Patron von Neudenau/Jagst; der katholischen Kirche; der Deutschen; der Ritter, Soldaten, Kaufleute, Bäcker, Waagenhersteller, Eicher, Apotheker, Drechsler, Schneider, Glaser, Maler, Vergolder, Blei- und Zinngießer, Bankangestellten und Radiomechaniker; der Armen Seelen, Sterbenden und der Friedhöfe; für einen guten Tod; gegen Blitz und Unwetter
Dr Erzengel Michael triumphiert über den Satan. Mit erhobenem Flammenschwert bezwingt der gerüstete Erzengel den Satan in Gestalt eines geflügelten Drachen und zweier gefallener Engel. Der linke Engel kämpft mit einer Schlange, der rechte hebt ein Bein wie zur Abwehr gegen das Flammenschwert des Erzengels. Der Satan ist ein hermaphroditisches Unwesen mit weiblichen Brüsten und Bart. Augsburg, um 1740, Skulpturensammlung der Staatlichen Museen Berlin

Bauernregeln: Ist die Nacht vor Michaelis hell, so soll ein strenger und langer Winter folgen; regnet es aber an Michaelis, so soll der nächste Winter sehr gelind sein.

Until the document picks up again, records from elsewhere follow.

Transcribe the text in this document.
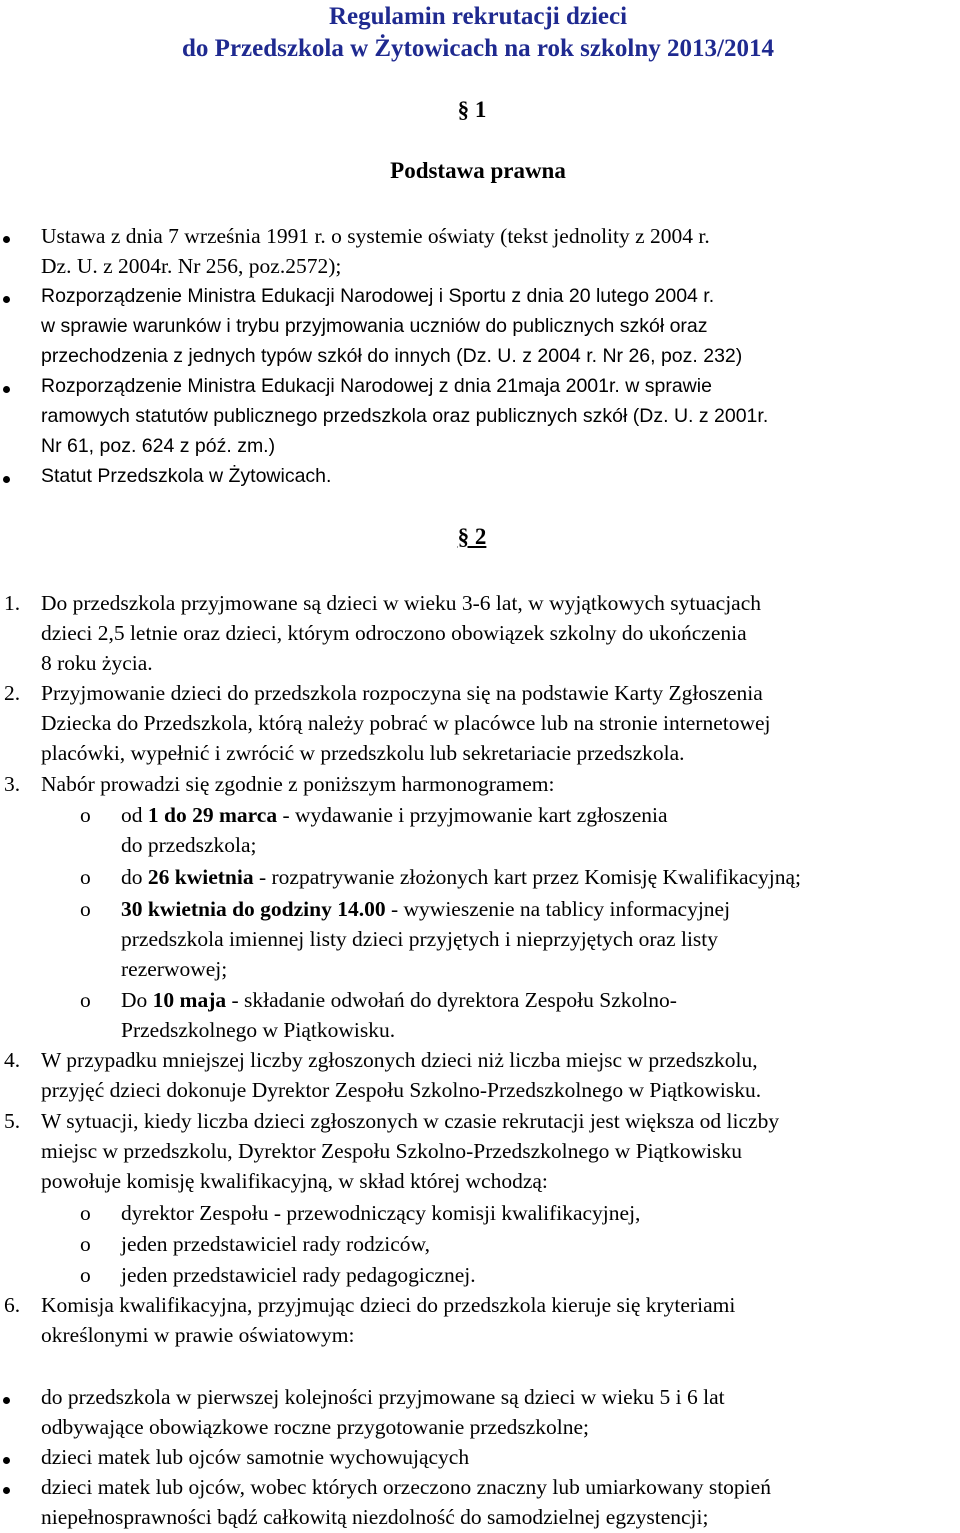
Regulamin rekrutacji dzieci
do Przedszkola w Żytowicach na rok szkolny 2013/2014
§ 1
Podstawa prawna
Ustawa z dnia 7 września 1991 r. o systemie oświaty (tekst jednolity z 2004 r.
Dz. U. z 2004r. Nr 256, poz.2572);
Rozporządzenie Ministra Edukacji Narodowej i Sportu z dnia 20 lutego 2004 r.
w sprawie warunków i trybu przyjmowania uczniów do publicznych szkół oraz
przechodzenia z jednych typów szkół do innych (Dz. U. z 2004 r. Nr 26, poz. 232)
Rozporządzenie Ministra Edukacji Narodowej z dnia 21maja 2001r. w sprawie
ramowych statutów publicznego przedszkola oraz publicznych szkół (Dz. U. z 2001r.
Nr 61, poz. 624 z póź. zm.)
Statut Przedszkola w Żytowicach.
§ 2
1. Do przedszkola przyjmowane są dzieci w wieku 3-6 lat, w wyjątkowych sytuacjach
dzieci 2,5 letnie oraz dzieci, którym odroczono obowiązek szkolny do ukończenia
8 roku życia.
2. Przyjmowanie dzieci do przedszkola rozpoczyna się na podstawie Karty Zgłoszenia
Dziecka do Przedszkola, którą należy pobrać w placówce lub na stronie internetowej
placówki, wypełnić i zwrócić w przedszkolu lub sekretariacie przedszkola.
3. Nabór prowadzi się zgodnie z poniższym harmonogramem:
o od 1 do 29 marca - wydawanie i przyjmowanie kart zgłoszenia
do przedszkola;
o do 26 kwietnia - rozpatrywanie złożonych kart przez Komisję Kwalifikacyjną;
o 30 kwietnia do godziny 14.00 - wywieszenie na tablicy informacyjnej
przedszkola imiennej listy dzieci przyjętych i nieprzyjętych oraz listy
rezerwowej;
o Do 10 maja - składanie odwołań do dyrektora Zespołu Szkolno-
Przedszkolnego w Piątkowisku.
4. W przypadku mniejszej liczby zgłoszonych dzieci niż liczba miejsc w przedszkolu,
przyjęć dzieci dokonuje Dyrektor Zespołu Szkolno-Przedszkolnego w Piątkowisku.
5. W sytuacji, kiedy liczba dzieci zgłoszonych w czasie rekrutacji jest większa od liczby
miejsc w przedszkolu, Dyrektor Zespołu Szkolno-Przedszkolnego w Piątkowisku
powołuje komisję kwalifikacyjną, w skład której wchodzą:
o dyrektor Zespołu - przewodniczący komisji kwalifikacyjnej,
o jeden przedstawiciel rady rodziców,
o jeden przedstawiciel rady pedagogicznej.
6. Komisja kwalifikacyjna, przyjmując dzieci do przedszkola kieruje się kryteriami
określonymi w prawie oświatowym:
do przedszkola w pierwszej kolejności przyjmowane są dzieci w wieku 5 i 6 lat
odbywające obowiązkowe roczne przygotowanie przedszkolne;
dzieci matek lub ojców samotnie wychowujących
dzieci matek lub ojców, wobec których orzeczono znaczny lub umiarkowany stopień
niepełnosprawności bądź całkowitą niezdolność do samodzielnej egzystencji;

Regnet's an Michaelis ohne Gewitter, folgt meist ein milder Winter; ist es aber an Michaelis und an Gallus trocken, dann darf man auf gutes, trockenes Frühjahr hoffen.
"Wenn die Zugvögel nicht ziehen vor Michael, / wird es nicht Winter vor Weihnachten."
"Regnet's sanft am Michaelstag, / sanft auch der Winter werden mag."
"Kommt Michael heiter und schön, / wird es noch vier Wochen so weiter geh'n."
"Wie der Hirsch an Ägidi in die Brunft tritt, / so tritt er an Michaeli wieder heraus."
"Bringt St. Michael Regen, / kannst Du gleich den Pelz anlegen."
"Auf nassen Michaelitag / ein nasser Herbst folgen mag."